Helen completed high school in Los Angeles and was class valedictorian, an accomplishment she attributed as overcompensation for a bad acne problem and less-than-voluptuous figure. She attended Texas State College for Women before financial reversals led her back to Los Angeles.

She took shorthand classes and held more than a dozen secretarial jobs to support her family. She said she took it personally when she was not chased around the office like the other young women. Lack of harassment, in her view, was not to be envied.

She would later write in her bestseller: “If you’re not a sex object, you’re in trouble.”

In 1948, she joined Foote Cone & Belding, an advertising agency where she became executive secretary to board chairman Don Belding.
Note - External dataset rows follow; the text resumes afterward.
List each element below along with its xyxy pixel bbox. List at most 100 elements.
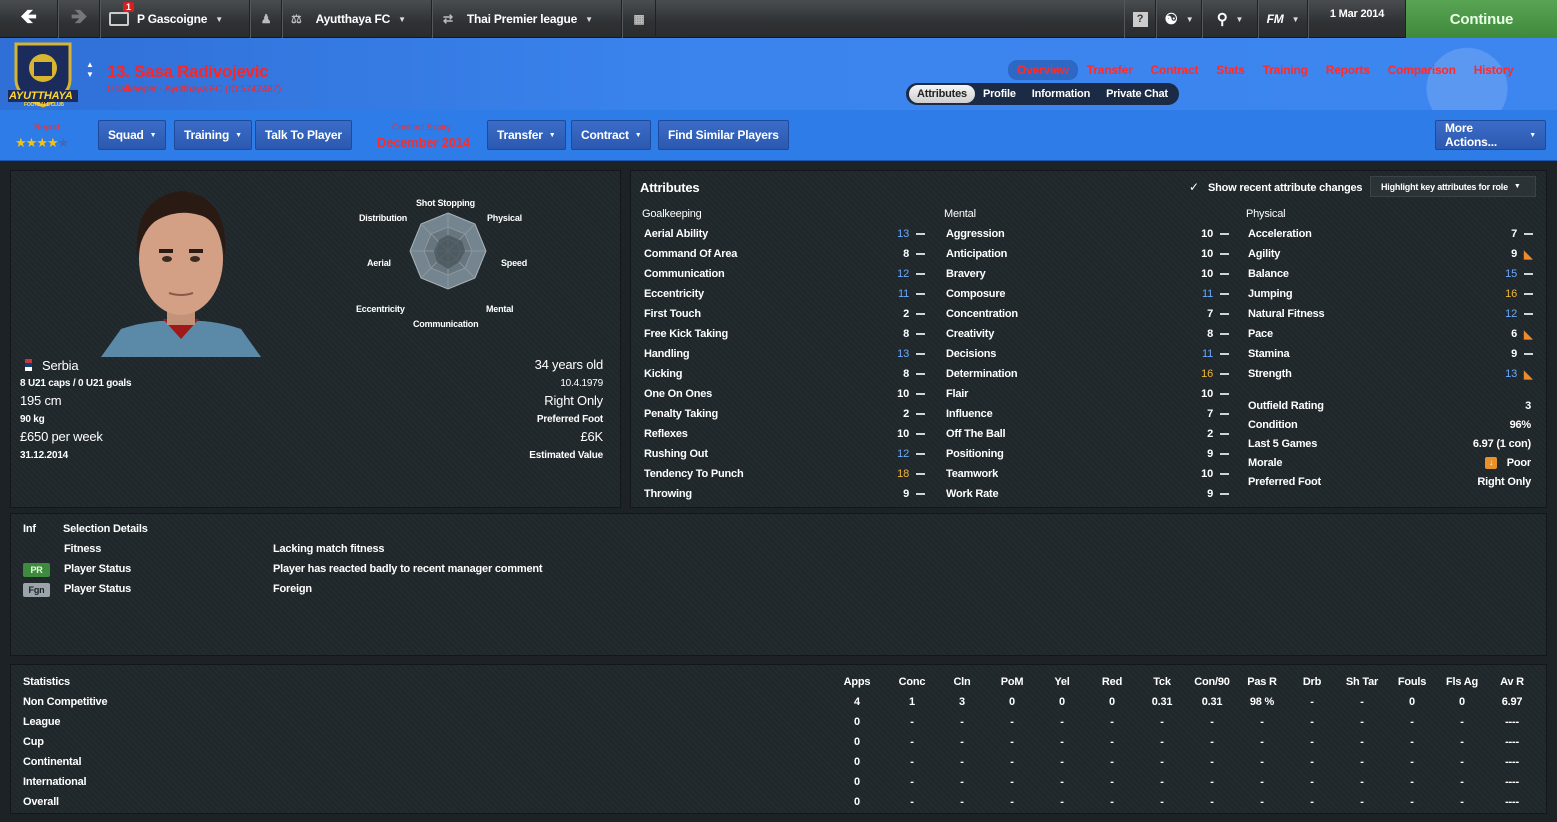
tab-transfer[interactable]: Transfer [1078, 60, 1142, 80]
attribute-row-creativity[interactable]: Creativity 8 [946, 324, 1231, 344]
attribute-row-positioning[interactable]: Positioning 9 [946, 444, 1231, 464]
attribute-row-kicking[interactable]: Kicking 8 [644, 364, 929, 384]
league-menu[interactable]: ⇄ Thai Premier league ▼ [432, 0, 622, 38]
fm-menu[interactable]: FM ▼ [1258, 0, 1308, 38]
attribute-row-stamina[interactable]: Stamina 9 [1248, 344, 1533, 364]
attribute-row-pace[interactable]: Pace 6 ◣ [1248, 324, 1533, 344]
date-display[interactable]: 1 Mar 2014 [1308, 0, 1406, 38]
attribute-row-first-touch[interactable]: First Touch 2 [644, 304, 929, 324]
attribute-row-jumping[interactable]: Jumping 16 [1248, 284, 1533, 304]
talk-to-player-button[interactable]: Talk To Player [255, 120, 352, 150]
contract-button[interactable]: Contract ▼ [571, 120, 652, 150]
checkbox-check-icon[interactable]: ✓ [1189, 180, 1199, 194]
stats-column-fouls[interactable]: Fouls [1387, 676, 1437, 688]
report-stars[interactable]: ★★★★★ [15, 135, 69, 151]
attribute-row-free-kick-taking[interactable]: Free Kick Taking 8 [644, 324, 929, 344]
forward-button[interactable]: 🡺 [58, 0, 100, 38]
stats-column-apps[interactable]: Apps [832, 676, 882, 688]
globe-menu[interactable]: ☯ ▼ [1156, 0, 1202, 38]
transfer-button[interactable]: Transfer ▼ [487, 120, 566, 150]
show-recent-changes-label[interactable]: Show recent attribute changes [1208, 182, 1363, 194]
stats-column-cln[interactable]: Cln [937, 676, 987, 688]
tab-overview[interactable]: Overview [1008, 60, 1078, 80]
back-button[interactable]: 🡸 [0, 0, 58, 38]
club-menu[interactable]: ⚖ Ayutthaya FC ▼ [282, 0, 432, 38]
info-row-outfield-rating: Outfield Rating 3 [1248, 396, 1533, 416]
attribute-row-agility[interactable]: Agility 9 ◣ [1248, 244, 1533, 264]
attribute-row-natural-fitness[interactable]: Natural Fitness 12 [1248, 304, 1533, 324]
attribute-row-communication[interactable]: Communication 12 [644, 264, 929, 284]
attribute-row-off-the-ball[interactable]: Off The Ball 2 [946, 424, 1231, 444]
stats-cell: - [1160, 756, 1164, 768]
attribute-row-anticipation[interactable]: Anticipation 10 [946, 244, 1231, 264]
highlight-attributes-dropdown[interactable]: Highlight key attributes for role ▼ [1370, 176, 1536, 197]
selection-row[interactable]: Fitness Lacking match fitness [11, 540, 1011, 560]
stats-column-con-90[interactable]: Con/90 [1187, 676, 1237, 688]
selection-row[interactable]: PR Player Status Player has reacted badly … [11, 560, 1011, 580]
attribute-row-strength[interactable]: Strength 13 ◣ [1248, 364, 1533, 384]
stats-column-conc[interactable]: Conc [887, 676, 937, 688]
attribute-row-determination[interactable]: Determination 16 [946, 364, 1231, 384]
attribute-row-teamwork[interactable]: Teamwork 10 [946, 464, 1231, 484]
attribute-row-throwing[interactable]: Throwing 9 [644, 484, 929, 504]
stats-column-yel[interactable]: Yel [1037, 676, 1087, 688]
tab-history[interactable]: History [1465, 60, 1523, 80]
attribute-row-balance[interactable]: Balance 15 [1248, 264, 1533, 284]
subtab-profile[interactable]: Profile [975, 85, 1024, 103]
tab-comparison[interactable]: Comparison [1379, 60, 1465, 80]
subtab-private-chat[interactable]: Private Chat [1098, 85, 1176, 103]
stats-column-tck[interactable]: Tck [1137, 676, 1187, 688]
stats-cell: - [1060, 736, 1064, 748]
stats-column-fls-ag[interactable]: Fls Ag [1437, 676, 1487, 688]
player-title: 13. Sasa Radivojevic [107, 62, 269, 81]
attribute-row-command-of-area[interactable]: Command Of Area 8 [644, 244, 929, 264]
staff-icon[interactable]: ♟ [250, 0, 282, 38]
search-menu[interactable]: ⚲ ▼ [1202, 0, 1258, 38]
stats-column-pas-r[interactable]: Pas R [1237, 676, 1287, 688]
stats-column-drb[interactable]: Drb [1287, 676, 1337, 688]
attribute-row-aggression[interactable]: Aggression 10 [946, 224, 1231, 244]
calendar-icon[interactable]: ▦ [622, 0, 656, 38]
attribute-row-penalty-taking[interactable]: Penalty Taking 2 [644, 404, 929, 424]
attribute-row-aerial-ability[interactable]: Aerial Ability 13 [644, 224, 929, 244]
subtab-information[interactable]: Information [1024, 85, 1098, 103]
attribute-row-acceleration[interactable]: Acceleration 7 [1248, 224, 1533, 244]
selection-row[interactable]: Fgn Player Status Foreign [11, 580, 1011, 600]
attribute-row-influence[interactable]: Influence 7 [946, 404, 1231, 424]
tab-training[interactable]: Training [1254, 60, 1317, 80]
attribute-name: Off The Ball [946, 428, 1006, 440]
stats-cell: - [910, 756, 914, 768]
attribute-row-flair[interactable]: Flair 10 [946, 384, 1231, 404]
attribute-row-tendency-to-punch[interactable]: Tendency To Punch 18 [644, 464, 929, 484]
attribute-row-concentration[interactable]: Concentration 7 [946, 304, 1231, 324]
training-button[interactable]: Training ▼ [174, 120, 252, 150]
more-actions-button[interactable]: More Actions... ▼ [1435, 120, 1546, 150]
tab-reports[interactable]: Reports [1317, 60, 1379, 80]
tab-contract[interactable]: Contract [1142, 60, 1208, 80]
attribute-row-decisions[interactable]: Decisions 11 [946, 344, 1231, 364]
stats-column-pom[interactable]: PoM [987, 676, 1037, 688]
attribute-row-reflexes[interactable]: Reflexes 10 [644, 424, 929, 444]
stats-column-sh-tar[interactable]: Sh Tar [1337, 676, 1387, 688]
subtab-attributes[interactable]: Attributes [909, 85, 975, 103]
attribute-row-one-on-ones[interactable]: One On Ones 10 [644, 384, 929, 404]
stats-column-red[interactable]: Red [1087, 676, 1137, 688]
help-button[interactable]: ? [1124, 0, 1156, 38]
attribute-row-composure[interactable]: Composure 11 [946, 284, 1231, 304]
attribute-row-bravery[interactable]: Bravery 10 [946, 264, 1231, 284]
attribute-row-work-rate[interactable]: Work Rate 9 [946, 484, 1231, 504]
stats-column-av-r[interactable]: Av R [1487, 676, 1537, 688]
find-similar-players-button[interactable]: Find Similar Players [658, 120, 789, 150]
tab-stats[interactable]: Stats [1207, 60, 1253, 80]
continue-button[interactable]: Continue [1406, 0, 1557, 38]
attribute-value: 9 [1207, 488, 1213, 500]
player-stepper[interactable]: ▲ ▼ [86, 60, 94, 80]
attribute-row-eccentricity[interactable]: Eccentricity 11 [644, 284, 929, 304]
squad-button[interactable]: Squad ▼ [98, 120, 167, 150]
attribute-value: 10 [897, 428, 909, 440]
attribute-row-rushing-out[interactable]: Rushing Out 12 [644, 444, 929, 464]
attribute-row-handling[interactable]: Handling 13 [644, 344, 929, 364]
manager-menu[interactable]: 1 P Gascoigne ▼ [100, 0, 250, 38]
chevron-down-icon: ▼ [585, 14, 593, 24]
date-of-birth: 10.4.1979 [560, 378, 603, 389]
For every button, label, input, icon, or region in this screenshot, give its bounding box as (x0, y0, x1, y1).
Her boss recognized her facility with words, especially in vivacious letters to him when he was out of town, and promoted her to copywriter. Several years later, working as a copywriter and account executive at Kenyon & Eckhardt, she became one of the nation’s highest-paid advertising writers.

Meanwhile, she dated several of her bosses and a number of well-known men, including champion boxer Jack Dempsey and Ron Getty, the son of oil billionaire J. Paul Getty. In 1959, when she was 37, she married David Brown, an executive with 20th Century Fox movie studios who later produced films including “Jaws,” “The Sting” and “The Verdict.”

Brown, to whom she was married until his death in 2010, was one of her biggest fans and supporters, and he urged her to write “Sex and the Single Girl” after professing delight in reading many of her early letters to boyfriends.

Mrs. Brown often used her own long and faithful marriage as an example when doling out tips for happy relationships. Among them: “Communicate maniacally” and “always say yes to sex.”

The book brought her national prominence, and that fame was heightened in 1964 with a movie version of “Sex and the Single Girl” in which Natalie Wood played a fictitious version of Mrs. Brown.

She launched a syndicated newspaper advice column, called Woman Alone, and wrote several more books, including “Sex and the Office” (1964) and “Helen Gurley Brown’s Outrageous Opinions” (1966). The latter also became the name of her short-lived TV talk show.